Headache caused by upper cervical radiculopathy has been postulated and, considering the now well understood convergence between upper cervical and trigeminal nociception, this is a logical cause of headache. Pending further evidence, this diagnosis is found in the Appendix as A11.2.4 Headache attributed to upper cervical radiculopathy.

Diagnosing cervicogenic headache

In diagnosing cervicogenic headache, doctors look for the anatomical source of the pain. Nerve blocks are often used for this purpose. By administering nerve blocks, the doctor can determine which nerve is causing the pain. To confirm the diagnosis of cervicogenic headache, the headache must be relieved by nerve blocks.

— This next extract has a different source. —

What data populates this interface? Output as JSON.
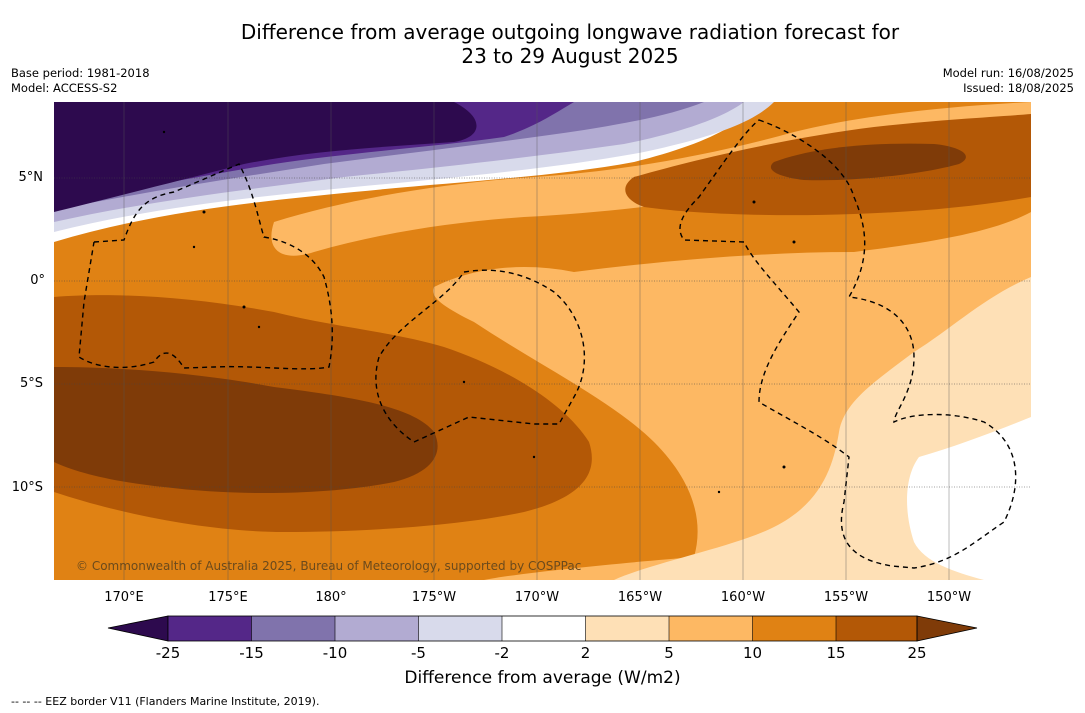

Treating cervicogenic headache

Treatment for cervicogenic headache should target the cause of the pain (in the neck) and varies depending upon what works best for the individual patient. Treatments include nerve blocks, physical therapy and exercise, Botox injections, and medications. Physical therapy and an ongoing exercise regimen often produce the best outcomes.

Sources:

Headache Classification Committee of the International Headache Society. “The International Classification of Headache Disorders, 3rd edition (beta version).” Cephalalgia. July 2013 vol. 33 no. 9 629-808 10.1177/0333102413485658

Silberstein, Stephen D.; Lipton, Richard B.; Dodick, David W. Wolff's Headache and Other Head Pain. New York. Oxford Press. 2008.